Alors que les rideaux tombent les uns après les autres, une marque française de plus disparaît du paysage.
La mode française n’en finit plus de perdre des plumes. Chaque mois, une nouvelle enseigne disparaît du paysage. Les rideaux baissés se succèdent, laissant derrière eux des histoires de passion, de dettes et d’amertume. La fermeture de Maison Décalé vient grossir cette liste déjà longue, et rappelle à quel point l’industrie vacille.
L’aventure d’un rêve né à Rouen
Maison Décalé, c’était d’abord un pari. Celui de Caroline Chedrey et François Puech d’Alissac, deux passionnés qui croyaient dur comme fer au made in France. Fondée en 2018, la marque voulait redonner ses lettres de noblesse à une confection locale et soignée. Après avoir testé la production en Chine puis en Tunisie, les fondateurs ont rapatrié leurs ateliers à Luneray, en Seine-Maritime. Une décision courageuse, presque romantique, mais terriblement risquée.
Les débuts avaient des allures de promesse. Les pièces, souvent des trenchs, des parkas ou des vestes techniques, séduisaient un public exigeant. La marque habillait même le Deauville International Polo Club et quelques clubs prestigieux. Une boutique avait vu le jour à Rouen, une ouverture à Deauville était sur les rails. Tout semblait possible.
Puis la réalité est venue rappeler sa dureté. Le 7 mai 2025, la société déclare l’impossibilité de payer ses dettes. Le 1ᵉʳ juillet, la sentence tombe : liquidation judiciaire. Un mot sec, brutal, qui sonne comme la fin d’un rêve. La fermeture de Maison Décalé est prononcée. Les dettes s’accumulent, plus de 2,7 millions d’euros de passif, des salaires impayés, des fournisseurs laissés sur le carreau. Le symbole d’une aventure trop courte.

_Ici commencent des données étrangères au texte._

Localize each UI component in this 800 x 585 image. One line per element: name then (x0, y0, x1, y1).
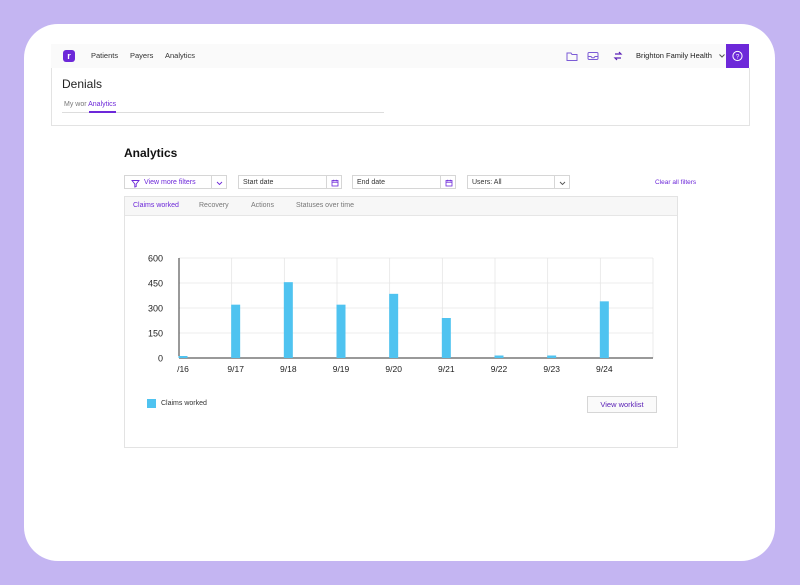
view-more-filters-label: View more filters (144, 179, 196, 186)
folder-icon[interactable] (565, 49, 579, 63)
x-tick-label: /16 (177, 364, 189, 374)
y-tick-label: 300 (148, 304, 163, 314)
users-select[interactable]: Users: All (467, 175, 570, 189)
inbox-icon[interactable] (586, 49, 600, 63)
x-tick-label: 9/17 (227, 364, 244, 374)
calendar-icon[interactable] (445, 179, 453, 187)
filter-icon (131, 179, 140, 188)
org-name: Brighton Family Health (636, 51, 712, 60)
x-tick-label: 9/21 (438, 364, 455, 374)
end-date-input[interactable]: End date (352, 175, 456, 189)
start-date-placeholder: Start date (243, 179, 274, 186)
users-select-value: Users: All (472, 179, 502, 186)
help-icon: ? (732, 50, 743, 62)
app-window: r Patients Payers Analytics Brighton Fam… (24, 24, 775, 561)
bar-9-21 (441, 318, 451, 358)
end-date-placeholder: End date (357, 179, 386, 186)
chevron-down-icon (719, 54, 725, 58)
view-worklist-button[interactable]: View worklist (587, 396, 657, 413)
bar-9-24 (599, 301, 609, 358)
bar-9-22 (494, 355, 504, 358)
switch-org-icon (613, 51, 623, 61)
analytics-card: Claims worked Recovery Actions Statuses … (124, 196, 678, 448)
analytics-heading: Analytics (124, 146, 178, 160)
view-more-filters-button[interactable]: View more filters (124, 175, 227, 189)
page-header-panel (51, 68, 750, 126)
clear-all-filters-link[interactable]: Clear all filters (655, 179, 696, 186)
bar-9-17 (231, 304, 241, 358)
x-tick-label: 9/20 (385, 364, 402, 374)
svg-text:?: ? (736, 53, 740, 60)
claims-worked-bar-chart: 600 450 300 150 0/16 9/17 9/18 9/19 9/20 9/21 9/22… (148, 254, 654, 374)
bar--16 (178, 356, 188, 358)
chevron-down-icon (559, 181, 566, 185)
breadcrumb-analytics[interactable]: Analytics (88, 101, 116, 108)
y-tick-label: 600 (148, 254, 163, 264)
org-selector[interactable]: Brighton Family Health (636, 44, 726, 68)
nav-link-analytics[interactable]: Analytics (165, 44, 195, 68)
page-title: Denials (62, 77, 103, 91)
nav-link-payers[interactable]: Payers (130, 44, 153, 68)
app-logo-icon[interactable]: r (63, 50, 75, 62)
bar-9-23 (547, 355, 557, 358)
y-tick-label: 150 (148, 329, 163, 339)
x-tick-label: 9/19 (333, 364, 350, 374)
bar-9-20 (389, 293, 399, 358)
top-nav: r Patients Payers Analytics Brighton Fam… (51, 44, 749, 69)
calendar-icon[interactable] (331, 179, 339, 187)
legend-label: Claims worked (161, 400, 207, 407)
breadcrumb-worklist[interactable]: My wor (64, 101, 87, 108)
x-tick-label: 9/22 (491, 364, 508, 374)
x-tick-label: 9/24 (596, 364, 613, 374)
help-button[interactable]: ? (726, 44, 749, 68)
breadcrumb: My wor Analytics (64, 101, 116, 108)
y-tick-label: 0 (158, 354, 163, 364)
chevron-down-icon (216, 181, 223, 185)
y-tick-label: 450 (148, 279, 163, 289)
x-tick-label: 9/23 (543, 364, 560, 374)
breadcrumb-active-underline (89, 111, 116, 113)
bar-9-18 (283, 282, 293, 358)
nav-link-patients[interactable]: Patients (91, 44, 118, 68)
bar-9-19 (336, 304, 346, 358)
x-tick-label: 9/18 (280, 364, 297, 374)
legend-swatch (147, 399, 156, 408)
start-date-input[interactable]: Start date (238, 175, 342, 189)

Une marque haut de gamme rattrapée par la crise
Ce qui frappe dans cette histoire, c’est le contraste. D’un côté, une marque positionnée haut de gamme, pensée pour durer, imaginée pour résister au fast fashion. De l’autre, une industrie textile française en lambeaux, laminée par le e-commerce et par des géants qui produisent à bas coût. Même les enseignes établies souffrent. En juillet 2025, Princesse Tam Tam et Le Comptoir des Cotonniers basculent à leur tour en redressement judiciaire.
Dans ce paysage fragilisé, Maison Décalé n’a pas tenu. Son modèle artisanal, basé sur de petites séries fabriquées localement, se heurte à la dure loi des chiffres. Quatre couturières s’activaient encore dans l’atelier de Luneray. Malheureusement, les ventes n’ont jamais suffi à couvrir les charges. Paris-Normandie a révélé l’étendue des dettes :
- 1,26 million d’euros aux fournisseurs
- 1,39 million à l’administration fiscale
- 33 000 euros de salaires en attente.
Impossible de s’en sortir.
Le tribunal de commerce de Rouen a tranché : liquidation judiciaire. Une décision sans appel. La fermeture de Maison Décalé ne représente pas seulement la fin d’une marque, mais aussi celle d’un symbole. Celui d’un retour au local, d’une mode plus responsable, qui peine à trouver sa place dans un marché saturé. Les fondateurs avaient mis leur énergie, leurs convictions, leur foi dans le projet. Tout cela n’a pas suffi.
Maison Décalé : une disparition qui résonne plus largement
Chaque fermeture raconte une histoire, mais certaines laissent un goût plus amer. La fermeture de Maison Décalé est de celles-là. Parce qu’elle incarne l’espoir d’une autre voie, loin de la production massive et sans âme. Parce qu’elle prouvait qu’il était possible de coudre différemment, de miser sur la qualité, de faire vivre des ateliers français.
Mais face à la réalité économique, les idéaux se brisent. Le marché impose sa loi : des vêtements toujours moins chers, des marges toujours plus minces, une course effrénée vers le volume. Dans ce contexte, une marque haut de gamme, aussi sincère soit-elle, se retrouve vite piégée.
Ce qui reste, c’est l’histoire d’un rêve qui s’est consumé trop vite. Et cette impression que d’autres suivront, tant la tempête frappe fort. La fermeture de Maison Décalé rejoint une longue liste, et chaque nom qui s’ajoute nous rappelle que derrière une vitrine fermée, il y a des emplois, des convictions et des espoirs déçus.